Abstract

We live in an age of information, where from government departments to small high street businesses, personal data has evolved into a currency that is tradeable for goods, services, information and social contacts. This has made it vulnerable to political and economic pressures where an individual may be tempted or even forced to disclose or share their data with others in to be able to participate in commercial, social or political life. This may result in a situation where existing power imbalances within society could be further exacerbated through an increasing asymmetry between those with access to information about others and those whose information is being accessed. The EU data protection framework is designed to ensure that individuals (data subjects) retain overall control of their data in order to protect their right to information privacy, which is acknowledged as a human right in the EU. However, the advent of the internet and the worldwide web has put increasing pressure on the rules comprising that framework. This article looks at the evolving concept of personal data within EU data protection law and the way in which it continues to link protection to the identifiability of the data subject. It also explores the prevailing understanding of privacy harms as material, quantifiable and individualized damage to data subjects’ interests.
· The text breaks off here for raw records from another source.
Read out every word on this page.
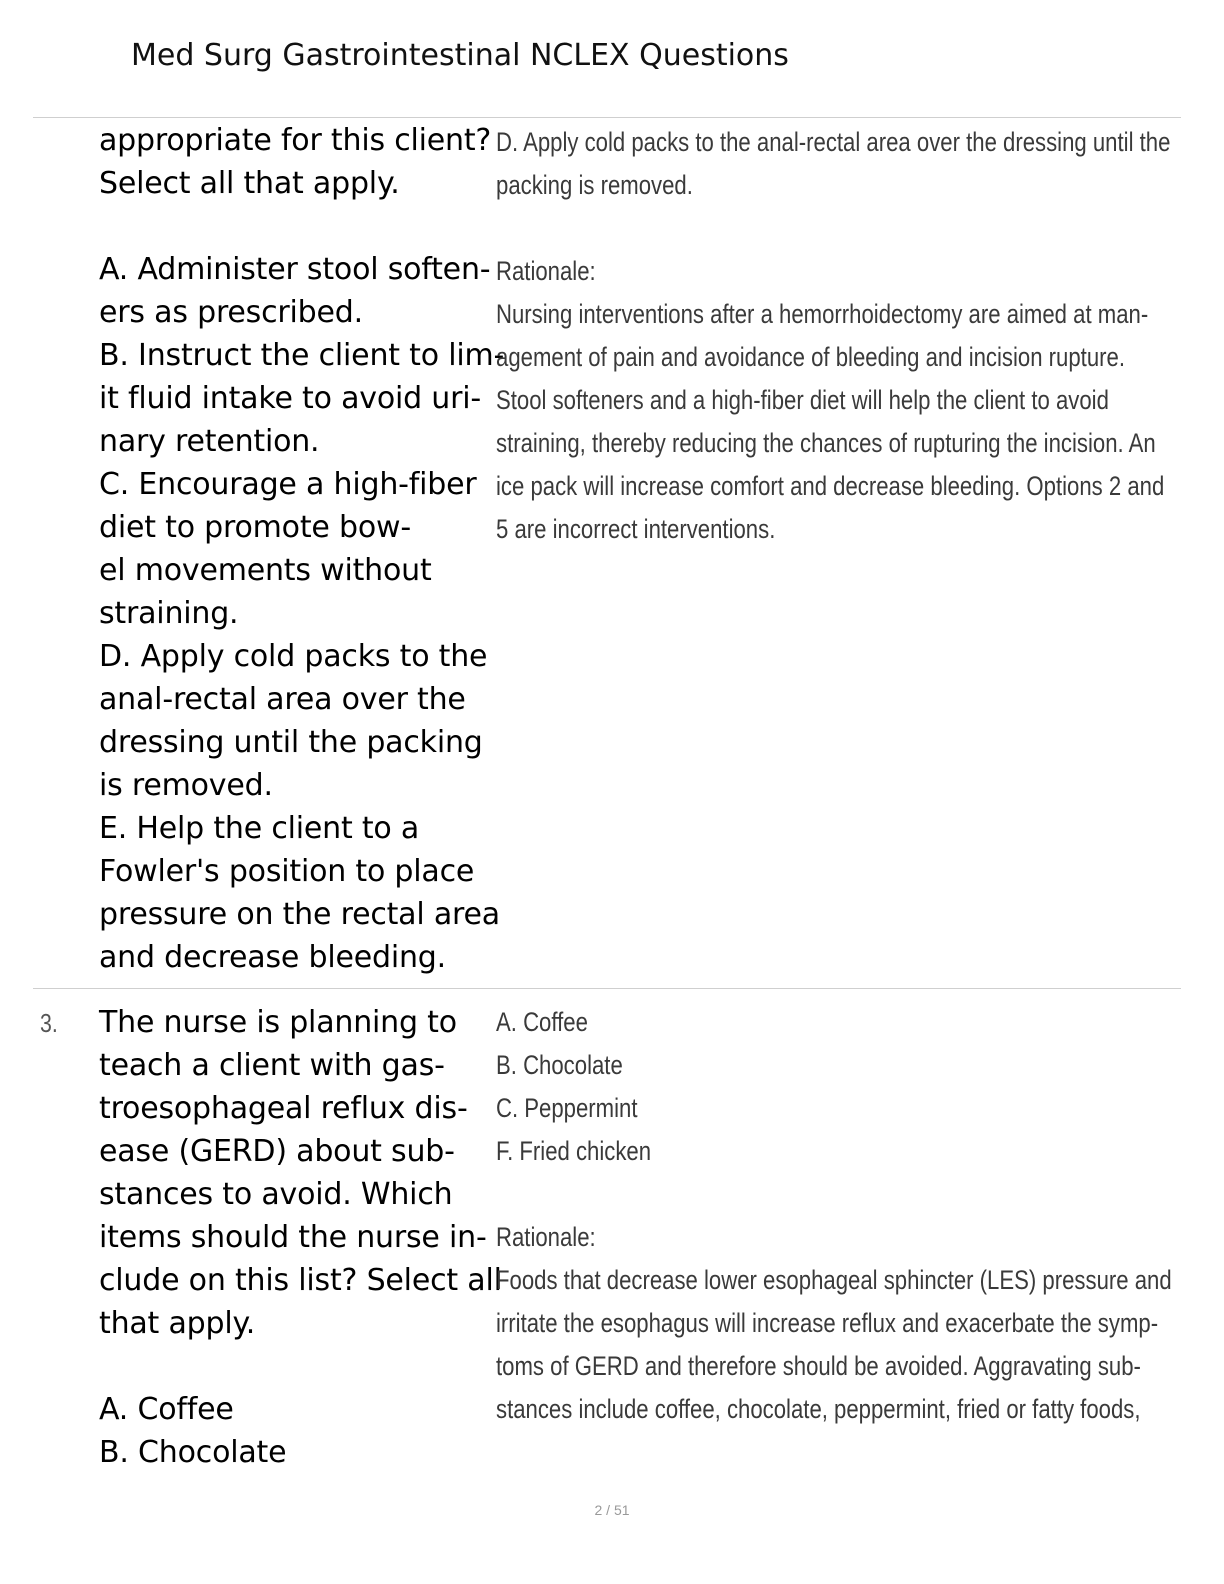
Med Surg Gastrointestinal NCLEX Questions
appropriate for this client?
Select all that apply.
A. Administer stool soften-
ers as prescribed.
B. Instruct the client to lim-
it fluid intake to avoid uri-
nary retention.
C. Encourage a high-fiber
diet to promote bow-
el movements without
straining.
D. Apply cold packs to the
anal-rectal area over the
dressing until the packing
is removed.
E. Help the client to a
Fowler's position to place
pressure on the rectal area
and decrease bleeding.
D. Apply cold packs to the anal-rectal area over the dressing until the
packing is removed.
Rationale:
Nursing interventions after a hemorrhoidectomy are aimed at man-
agement of pain and avoidance of bleeding and incision rupture.
Stool softeners and a high-fiber diet will help the client to avoid
straining, thereby reducing the chances of rupturing the incision. An
ice pack will increase comfort and decrease bleeding. Options 2 and
5 are incorrect interventions.
3. The nurse is planning to
teach a client with gas-
troesophageal reflux dis-
ease (GERD) about sub-
stances to avoid. Which
items should the nurse in-
clude on this list? Select all
that apply.
A. Coffee
B. Chocolate
A. Coffee
B. Chocolate
C. Peppermint
F. Fried chicken
Rationale:
Foods that decrease lower esophageal sphincter (LES) pressure and
irritate the esophagus will increase reflux and exacerbate the symp-
toms of GERD and therefore should be avoided. Aggravating sub-
stances include coffee, chocolate, peppermint, fried or fatty foods,
2 / 51
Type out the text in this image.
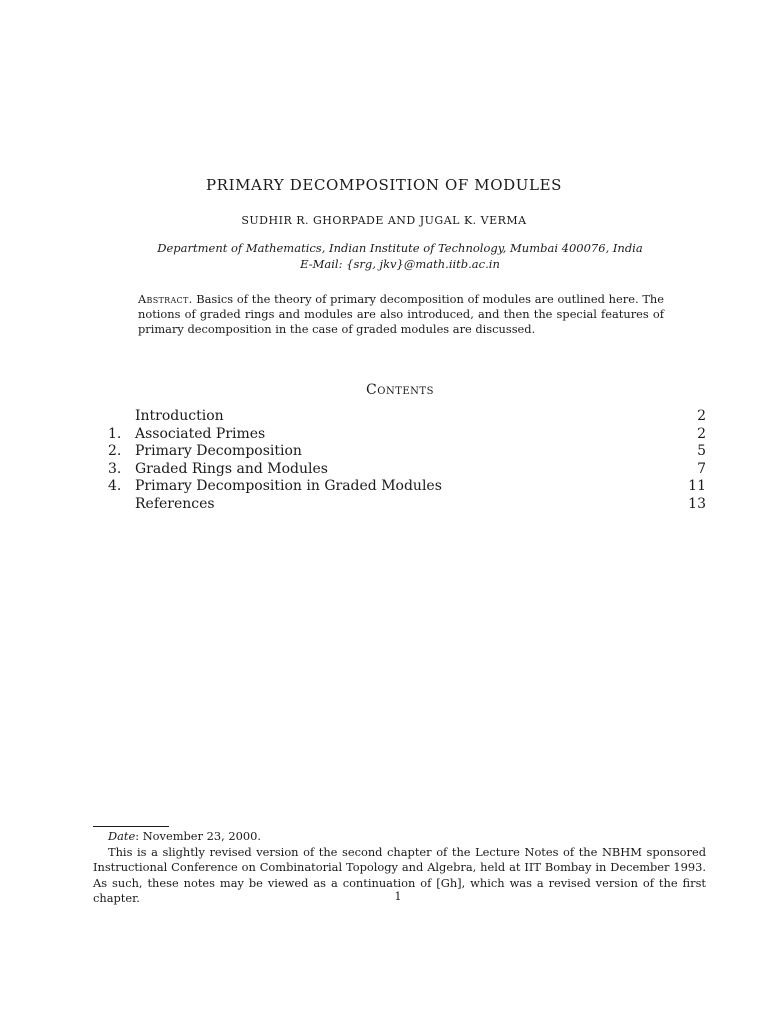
PRIMARY DECOMPOSITION OF MODULES
SUDHIR R. GHORPADE AND JUGAL K. VERMA
Department of Mathematics, Indian Institute of Technology, Mumbai 400076, India
E-Mail: {srg, jkv}@math.iitb.ac.in
Abstract. Basics of the theory of primary decomposition of modules are outlined here. The notions of graded rings and modules are also introduced, and then the special features of primary decomposition in the case of graded modules are discussed.
Contents
Introduction	2
1. Associated Primes	2
2. Primary Decomposition	5
3. Graded Rings and Modules	7
4. Primary Decomposition in Graded Modules	11
References	13

Date: November 23, 2000.

This is a slightly revised version of the second chapter of the Lecture Notes of the NBHM sponsored Instructional Conference on Combinatorial Topology and Algebra, held at IIT Bombay in December 1993. As such, these notes may be viewed as a continuation of [Gh], which was a revised version of the first chapter.	1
It highlights a number of invisible harms that have not yet been adequately addressed by the existing or the proposed new framework and argues that those harms as well as a wider concept of personal data need to be considered in the future to prevent a division of our societies into privacy haves and have-nots. This articles concludes that, after all, the question is not whether changes to the existing EU data protection regime will be sufficient to tackle the new privacy issues raised by the online environment, but whether we must replace familiar concepts like identifiable personal data and easily quantifiable harms with new ways of thinking about privacy and data protection, if we want to prevent the growing information asymmetry, and the invisible harms resulting from it, that is capable of causing long-term harm to our societies.